From the sera of BFP, 84.5% (60/71) had titers ≤4 as is expected, 9.9% (7/71) titers of 8, 4.2% (3/71) 16 and 1.4% (1/71) 32. Only HIV status information of these patients was available. The patient with titer of 32 was positive to HIV infection. During 2009 we had another BFP with the same titer in an old woman with hemolytic anemia.
In relation to the use of TPHA for confirming syphilis in pregnant, recognized cause of BFP by nontreponemal tests, we have records of 29.8-37.4% of nonreactive results in gravid with results inferior to 8 by RPR/VDRL and unusually, titers from 8 to 64.
These examples demonstrate the fact that TPHA is essential for the diagnosis of syphilis, irrespective of the VDRL/RPR titer, but the physicians should always consider all other factors such as sexual behavior, medical history, previous treatment history of syphilis, etc. The TPHA is a simple and useful tool for the serological diagnosis of syphilis in both low- and high-prevalence populations.
Financial support and sponsorship
Ministry of Health of Cuba.
Conflicts of interest
There are no conflicts of interest.
| References|| |
Bala M, Toor A, Malhotra M, Kakran M, Muralidhar S, Ramesh V. Evaluation of the usefulness of Treponema pallidum
hemagglutination test in the diagnosis of syphilis in weak reactive Venereal Disease Research Laboratory sera. Indian J Sex Transm Dis 2012;33:102-6.

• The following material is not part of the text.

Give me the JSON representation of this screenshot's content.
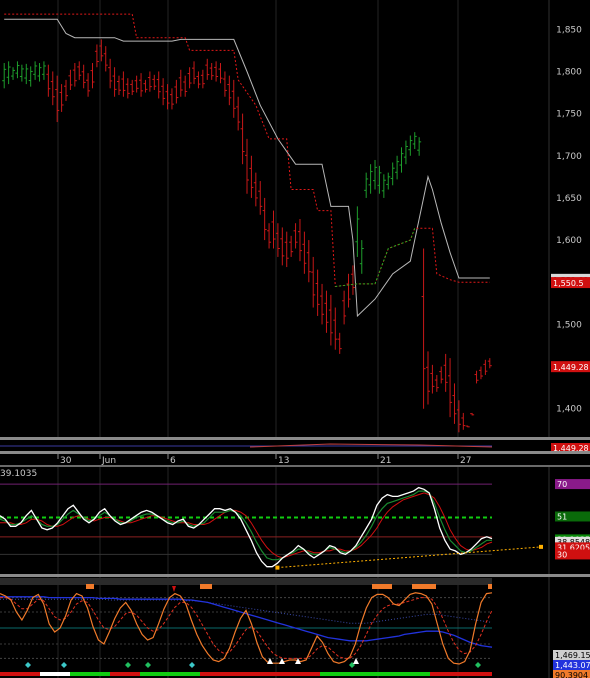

Archana BR, Prasad SR, Beena PM, Okade R. Making serological diagnosis of syphilis more accurate. Indian J Sex Transm Dis 2014;35:70-1.
Angue Y, Yauieb A, Mola G, Duke T, Amoa AB. Syphilis serology testing: A comparative study of abbot determine, Rapid Plasma Reagin (RPR) card test and Venereal Disease Research Laboratory (VDRL) methods. P N G Med J 2005;48:168-73.
Larsen SA, Steiner BM, Rudolph AH. Laboratory diagnosis and interpretation of tests for syphilis. Clin Microbiol Rev 1995;8:1-21.
Ahmed N, French P. Interpretation of syphilis serology. Br J Hosp Med (Lond) 2013;74:C104-7.